Ampersand Group Chairman, Rustom Kerawalla, has lauded Prime Minister Narendra Modi for pointing out that the New National Education Policy will work towards making Indians Aatmanirbhar and prepare them for global competition.
Speaking on the occasion of India’s 74th Independence Day, on Saturday, the prime minister said, “Education plays an important role in new India, and we have introduced the National Education policy, which will help our children grow and be equipped for global competition.”
“Education has a key role in the making of ‘Aatmanirbhar’, modern, new and prosperous India. So, we have brought the new education policy after three decades that has been welcomed throughout the country, which instils new confidence,” the PM said.

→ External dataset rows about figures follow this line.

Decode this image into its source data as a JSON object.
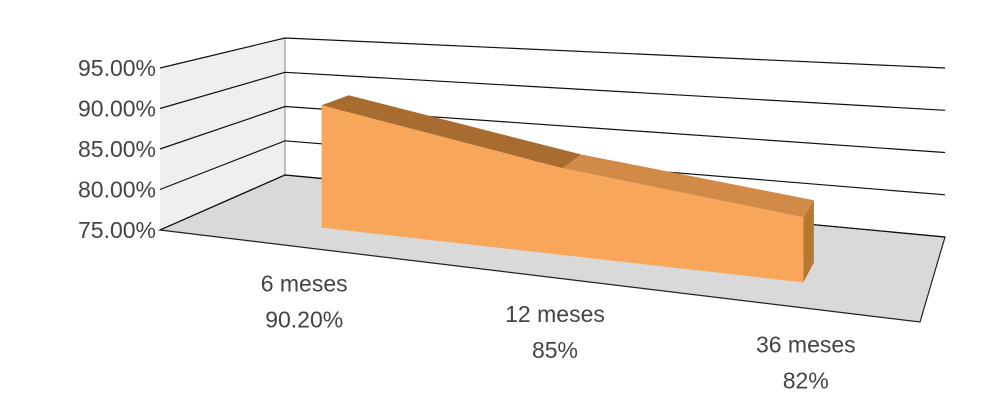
{
  "chart_data": {
    "type": "area3d",
    "categories": [
      "6 meses",
      "12 meses",
      "36 meses"
    ],
    "values": [
      90.2,
      85,
      82
    ],
    "value_labels": [
      "90.20%",
      "85%",
      "82%"
    ],
    "color": "#f7a65a",
    "ylim": [
      75,
      95
    ],
    "yticks": [
      {
        "value": 75,
        "label": "75.00%"
      },
      {
        "value": 80,
        "label": "80.00%"
      },
      {
        "value": 85,
        "label": "85.00%"
      },
      {
        "value": 90,
        "label": "90.00%"
      },
      {
        "value": 95,
        "label": "95.00%"
      }
    ],
    "grid": true
  }
}
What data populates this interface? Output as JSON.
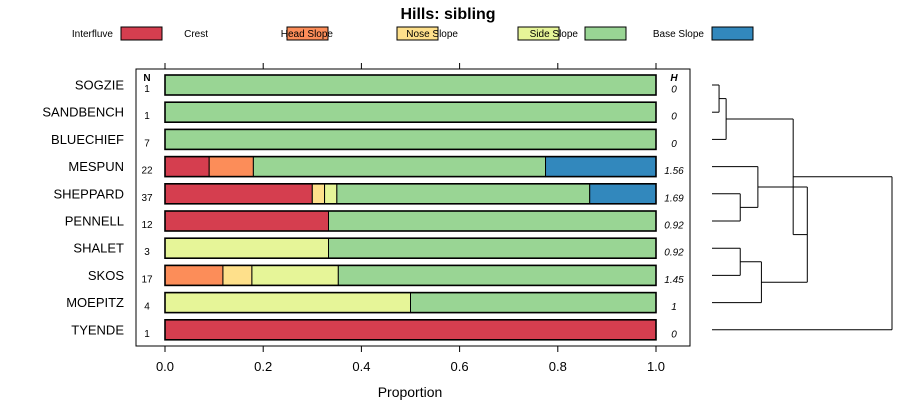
{
  "chart_data": {
    "type": "bar",
    "stacked": true,
    "orientation": "horizontal",
    "title": "Hills: sibling",
    "xlabel": "Proportion",
    "xlim": [
      0,
      1
    ],
    "x_ticks": [
      "0.0",
      "0.2",
      "0.4",
      "0.6",
      "0.8",
      "1.0"
    ],
    "n_header": "N",
    "h_header": "H",
    "legend_position": "top",
    "series": [
      {
        "name": "Interfluve",
        "color": "#d53e4f"
      },
      {
        "name": "Crest",
        "color": "#fc8d59"
      },
      {
        "name": "Head Slope",
        "color": "#fee08b"
      },
      {
        "name": "Nose Slope",
        "color": "#e6f598"
      },
      {
        "name": "Side Slope",
        "color": "#99d594"
      },
      {
        "name": "Base Slope",
        "color": "#3288bd"
      }
    ],
    "rows": [
      {
        "label": "SOGZIE",
        "n": "1",
        "h": "0",
        "values": [
          0,
          0,
          0,
          0,
          1.0,
          0
        ]
      },
      {
        "label": "SANDBENCH",
        "n": "1",
        "h": "0",
        "values": [
          0,
          0,
          0,
          0,
          1.0,
          0
        ]
      },
      {
        "label": "BLUECHIEF",
        "n": "7",
        "h": "0",
        "values": [
          0,
          0,
          0,
          0,
          1.0,
          0
        ]
      },
      {
        "label": "MESPUN",
        "n": "22",
        "h": "1.56",
        "values": [
          0.09,
          0.09,
          0,
          0,
          0.595,
          0.225
        ]
      },
      {
        "label": "SHEPPARD",
        "n": "37",
        "h": "1.69",
        "values": [
          0.3,
          0,
          0.025,
          0.025,
          0.515,
          0.135
        ]
      },
      {
        "label": "PENNELL",
        "n": "12",
        "h": "0.92",
        "values": [
          0.333,
          0,
          0,
          0,
          0.667,
          0
        ]
      },
      {
        "label": "SHALET",
        "n": "3",
        "h": "0.92",
        "values": [
          0,
          0,
          0,
          0.333,
          0.667,
          0
        ]
      },
      {
        "label": "SKOS",
        "n": "17",
        "h": "1.45",
        "values": [
          0,
          0.118,
          0.059,
          0.176,
          0.647,
          0
        ]
      },
      {
        "label": "MOEPITZ",
        "n": "4",
        "h": "1",
        "values": [
          0,
          0,
          0,
          0.5,
          0.5,
          0
        ]
      },
      {
        "label": "TYENDE",
        "n": "1",
        "h": "0",
        "values": [
          1.0,
          0,
          0,
          0,
          0,
          0
        ]
      }
    ],
    "dendrogram": {
      "leaf_order": [
        "SOGZIE",
        "SANDBENCH",
        "BLUECHIEF",
        "MESPUN",
        "SHEPPARD",
        "PENNELL",
        "SHALET",
        "SKOS",
        "MOEPITZ",
        "TYENDE"
      ],
      "merges": [
        {
          "left": [
            "leaf",
            0
          ],
          "right": [
            "leaf",
            1
          ],
          "height": 0.02
        },
        {
          "left": [
            "node",
            0
          ],
          "right": [
            "leaf",
            2
          ],
          "height": 0.04
        },
        {
          "left": [
            "leaf",
            4
          ],
          "right": [
            "leaf",
            5
          ],
          "height": 0.08
        },
        {
          "left": [
            "leaf",
            3
          ],
          "right": [
            "node",
            2
          ],
          "height": 0.13
        },
        {
          "left": [
            "leaf",
            6
          ],
          "right": [
            "leaf",
            7
          ],
          "height": 0.08
        },
        {
          "left": [
            "node",
            4
          ],
          "right": [
            "leaf",
            8
          ],
          "height": 0.14
        },
        {
          "left": [
            "node",
            3
          ],
          "right": [
            "node",
            5
          ],
          "height": 0.27
        },
        {
          "left": [
            "node",
            1
          ],
          "right": [
            "node",
            6
          ],
          "height": 0.23
        },
        {
          "left": [
            "node",
            7
          ],
          "right": [
            "leaf",
            9
          ],
          "height": 0.51
        }
      ]
    }
  }
}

Commenting on the PM’s speech, Mr. Kerawalla said that the New Education Policy 2020 was aimed at bringing transformational changes in the Indian education system with a global perspective. “The importance to bring in a structured educational system mentioned by the Hon’ Prime Minister Narendra Modi is in consonance with international standards and in sync to meet the needs of the 21st century. This will revolutionise learning and will transform Indian students into global citizens. The policy has a multi-disciplinary, value-based approach focussing on holistic education along with life-skills with special emphasis on skill development to improve the employability rate among our students.”
The policy, he said, lays special emphasis on Early Child Care Education (ECCE) and development by including a play-based multi-faceted curriculum. The universalisation of ECCE will lay the foundation for the development of every child and will be able to honour unique skillsets at an early age.

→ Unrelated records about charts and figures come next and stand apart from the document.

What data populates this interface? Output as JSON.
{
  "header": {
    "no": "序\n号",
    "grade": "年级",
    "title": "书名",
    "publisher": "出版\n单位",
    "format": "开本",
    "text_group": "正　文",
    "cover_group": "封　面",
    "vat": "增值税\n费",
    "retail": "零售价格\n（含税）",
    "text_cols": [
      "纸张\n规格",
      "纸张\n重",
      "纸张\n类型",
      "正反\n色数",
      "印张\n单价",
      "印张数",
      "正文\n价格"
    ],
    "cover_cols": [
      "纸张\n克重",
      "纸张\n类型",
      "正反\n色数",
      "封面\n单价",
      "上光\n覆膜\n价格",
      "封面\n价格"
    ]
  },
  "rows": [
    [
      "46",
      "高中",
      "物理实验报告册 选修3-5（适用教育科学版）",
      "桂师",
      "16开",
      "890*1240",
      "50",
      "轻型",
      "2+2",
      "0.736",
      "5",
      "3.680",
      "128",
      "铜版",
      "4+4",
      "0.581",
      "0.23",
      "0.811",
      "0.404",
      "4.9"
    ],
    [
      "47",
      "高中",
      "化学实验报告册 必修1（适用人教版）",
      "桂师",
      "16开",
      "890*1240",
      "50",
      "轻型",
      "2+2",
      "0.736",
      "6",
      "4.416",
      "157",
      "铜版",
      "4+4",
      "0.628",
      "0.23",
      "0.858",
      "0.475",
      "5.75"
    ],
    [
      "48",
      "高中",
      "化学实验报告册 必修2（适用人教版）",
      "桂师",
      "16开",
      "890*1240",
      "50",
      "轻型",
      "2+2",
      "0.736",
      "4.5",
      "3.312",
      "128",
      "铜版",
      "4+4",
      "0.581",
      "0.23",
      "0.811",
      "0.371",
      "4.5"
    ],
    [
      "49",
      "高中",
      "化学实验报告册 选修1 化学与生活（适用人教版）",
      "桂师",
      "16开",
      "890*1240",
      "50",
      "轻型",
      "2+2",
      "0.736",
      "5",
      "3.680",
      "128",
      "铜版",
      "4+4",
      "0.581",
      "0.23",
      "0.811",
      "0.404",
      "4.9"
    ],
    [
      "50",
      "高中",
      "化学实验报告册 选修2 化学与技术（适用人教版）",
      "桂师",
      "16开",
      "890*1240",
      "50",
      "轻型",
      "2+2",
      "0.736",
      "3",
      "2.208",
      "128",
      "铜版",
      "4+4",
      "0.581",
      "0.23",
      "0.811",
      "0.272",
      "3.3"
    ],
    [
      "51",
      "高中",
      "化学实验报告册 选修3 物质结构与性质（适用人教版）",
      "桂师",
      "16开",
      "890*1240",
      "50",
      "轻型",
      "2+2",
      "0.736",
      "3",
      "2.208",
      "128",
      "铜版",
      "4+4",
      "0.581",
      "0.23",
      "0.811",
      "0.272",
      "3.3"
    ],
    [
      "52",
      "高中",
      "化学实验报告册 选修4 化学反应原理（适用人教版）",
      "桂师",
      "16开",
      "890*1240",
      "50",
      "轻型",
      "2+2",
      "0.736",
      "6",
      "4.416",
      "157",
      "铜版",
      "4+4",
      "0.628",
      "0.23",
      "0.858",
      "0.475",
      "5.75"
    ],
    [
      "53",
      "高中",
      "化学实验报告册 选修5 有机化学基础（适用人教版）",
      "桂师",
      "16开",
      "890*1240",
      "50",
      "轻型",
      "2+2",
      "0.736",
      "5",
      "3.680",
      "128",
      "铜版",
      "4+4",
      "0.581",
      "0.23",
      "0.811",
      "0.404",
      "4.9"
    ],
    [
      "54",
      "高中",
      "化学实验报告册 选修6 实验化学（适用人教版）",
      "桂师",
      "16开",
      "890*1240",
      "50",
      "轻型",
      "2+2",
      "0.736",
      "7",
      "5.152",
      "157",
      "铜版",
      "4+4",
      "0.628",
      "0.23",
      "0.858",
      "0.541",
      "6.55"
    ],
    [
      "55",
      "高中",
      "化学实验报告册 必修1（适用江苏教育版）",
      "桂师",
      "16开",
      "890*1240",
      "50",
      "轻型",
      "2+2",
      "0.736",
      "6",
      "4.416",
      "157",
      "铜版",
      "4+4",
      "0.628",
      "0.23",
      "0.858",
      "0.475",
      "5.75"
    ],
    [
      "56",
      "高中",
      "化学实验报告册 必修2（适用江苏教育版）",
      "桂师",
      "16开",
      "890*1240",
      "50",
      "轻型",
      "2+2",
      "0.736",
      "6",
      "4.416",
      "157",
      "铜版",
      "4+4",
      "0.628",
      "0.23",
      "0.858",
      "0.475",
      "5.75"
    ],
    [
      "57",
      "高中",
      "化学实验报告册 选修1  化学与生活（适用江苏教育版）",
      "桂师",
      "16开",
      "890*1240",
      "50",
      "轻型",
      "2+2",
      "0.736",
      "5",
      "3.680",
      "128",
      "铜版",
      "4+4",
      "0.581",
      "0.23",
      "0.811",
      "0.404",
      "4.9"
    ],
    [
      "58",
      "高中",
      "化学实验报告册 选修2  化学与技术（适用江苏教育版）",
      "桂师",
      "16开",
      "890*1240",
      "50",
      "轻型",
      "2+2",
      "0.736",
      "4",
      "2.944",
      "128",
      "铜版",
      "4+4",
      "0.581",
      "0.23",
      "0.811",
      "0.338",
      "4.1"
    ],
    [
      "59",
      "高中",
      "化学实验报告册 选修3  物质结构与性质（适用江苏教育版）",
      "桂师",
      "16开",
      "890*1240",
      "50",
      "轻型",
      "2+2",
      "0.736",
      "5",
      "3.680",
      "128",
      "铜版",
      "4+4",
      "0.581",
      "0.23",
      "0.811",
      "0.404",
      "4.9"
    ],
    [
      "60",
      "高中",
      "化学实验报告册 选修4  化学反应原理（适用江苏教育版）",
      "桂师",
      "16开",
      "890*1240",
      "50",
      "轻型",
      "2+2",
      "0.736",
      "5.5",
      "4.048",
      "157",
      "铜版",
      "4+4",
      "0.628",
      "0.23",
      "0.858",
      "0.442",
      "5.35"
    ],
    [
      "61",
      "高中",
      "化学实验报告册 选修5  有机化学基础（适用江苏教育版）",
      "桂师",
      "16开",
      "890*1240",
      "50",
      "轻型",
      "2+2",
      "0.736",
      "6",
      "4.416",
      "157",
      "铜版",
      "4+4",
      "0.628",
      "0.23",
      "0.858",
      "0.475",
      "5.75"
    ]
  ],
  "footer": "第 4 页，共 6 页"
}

Commenting on the role of the private sector in Indian education Kerawalla said, “While the Hon’ Prime Minister dwelled upon India reaching global education standards, the role of the private sector to contribute to the development goals are yet to be defined. With the current economic situation in the country, the targeted spending of six per cent of the GDP on education looks challenging. The government should include the private sector under the PPP model to contribute, collaborate, and collectively utilise their expertise to expedite the transformation of education in India.”
He believed that the integration of co-curricular subjects at par will help students honour their hobbies and skills and make value addition in the areas of preference. Project-based learning, vocational learning at an early age, and learning of life skills and inclusion of technology will help a child realise ambitions, gain multi-dimensional knowledge and universal skills and lay the foundation for higher education. In addition, a new system of self, peer, and teacher assessment will give parents and children a 360-degree progress report imbibed with new skills learned during the academic year.

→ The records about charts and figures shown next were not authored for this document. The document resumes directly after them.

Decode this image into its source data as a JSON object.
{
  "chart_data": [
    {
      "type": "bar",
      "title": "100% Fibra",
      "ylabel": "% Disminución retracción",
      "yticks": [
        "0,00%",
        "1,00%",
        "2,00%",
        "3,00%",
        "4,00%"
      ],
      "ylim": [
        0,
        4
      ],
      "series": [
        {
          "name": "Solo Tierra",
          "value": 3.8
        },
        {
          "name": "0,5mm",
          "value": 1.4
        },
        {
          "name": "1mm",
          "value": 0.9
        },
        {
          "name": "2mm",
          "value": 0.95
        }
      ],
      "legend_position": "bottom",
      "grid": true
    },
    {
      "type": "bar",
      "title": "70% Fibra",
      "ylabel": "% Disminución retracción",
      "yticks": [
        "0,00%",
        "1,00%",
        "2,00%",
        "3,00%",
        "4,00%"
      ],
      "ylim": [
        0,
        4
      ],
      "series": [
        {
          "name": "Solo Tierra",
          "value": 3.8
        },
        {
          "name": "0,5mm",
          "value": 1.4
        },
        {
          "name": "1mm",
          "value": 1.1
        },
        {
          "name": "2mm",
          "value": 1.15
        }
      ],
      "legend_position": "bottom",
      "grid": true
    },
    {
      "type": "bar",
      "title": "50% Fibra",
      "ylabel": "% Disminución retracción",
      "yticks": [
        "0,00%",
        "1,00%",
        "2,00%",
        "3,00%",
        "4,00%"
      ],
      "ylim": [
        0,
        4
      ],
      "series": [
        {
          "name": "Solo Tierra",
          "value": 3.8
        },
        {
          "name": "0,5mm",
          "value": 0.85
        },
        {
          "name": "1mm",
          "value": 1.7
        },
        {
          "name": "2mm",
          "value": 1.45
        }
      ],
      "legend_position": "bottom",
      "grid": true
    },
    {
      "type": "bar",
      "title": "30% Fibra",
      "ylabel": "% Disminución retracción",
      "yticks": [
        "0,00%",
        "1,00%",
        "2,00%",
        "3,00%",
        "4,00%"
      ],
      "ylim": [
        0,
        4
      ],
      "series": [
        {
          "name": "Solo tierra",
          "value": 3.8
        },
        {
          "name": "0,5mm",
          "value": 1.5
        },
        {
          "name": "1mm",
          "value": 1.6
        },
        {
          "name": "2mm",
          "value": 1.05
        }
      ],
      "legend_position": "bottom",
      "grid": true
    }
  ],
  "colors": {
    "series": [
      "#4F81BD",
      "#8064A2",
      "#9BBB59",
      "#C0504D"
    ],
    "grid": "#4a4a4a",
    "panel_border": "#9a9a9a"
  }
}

Kerawalla also felt that the inclusion of professional and choice-based disciplines as part of the higher education will give students a whole new dimension towards honouring soft-skills. “This approach of universalising education will help the nation attain the SDG4 goals by 2030,” he said.
He also said that learning in the mother tongue was a welcome step and will help scores of students to learn faster. The move from rote learning to inquiry-based, discovery-based, discussion-based, and analysis based methods for children was extremely important for the holistic development of children and will get India on par with the advanced nations of the world. Kerawalla believed that using technology for education, especially in virtual learning and creation of virtual labs, will bridge the gap for millions of students for whom lab experiments was necessary. The importance of reskilling and upskilling was extremely important considering an individual will move professions during the course of his life.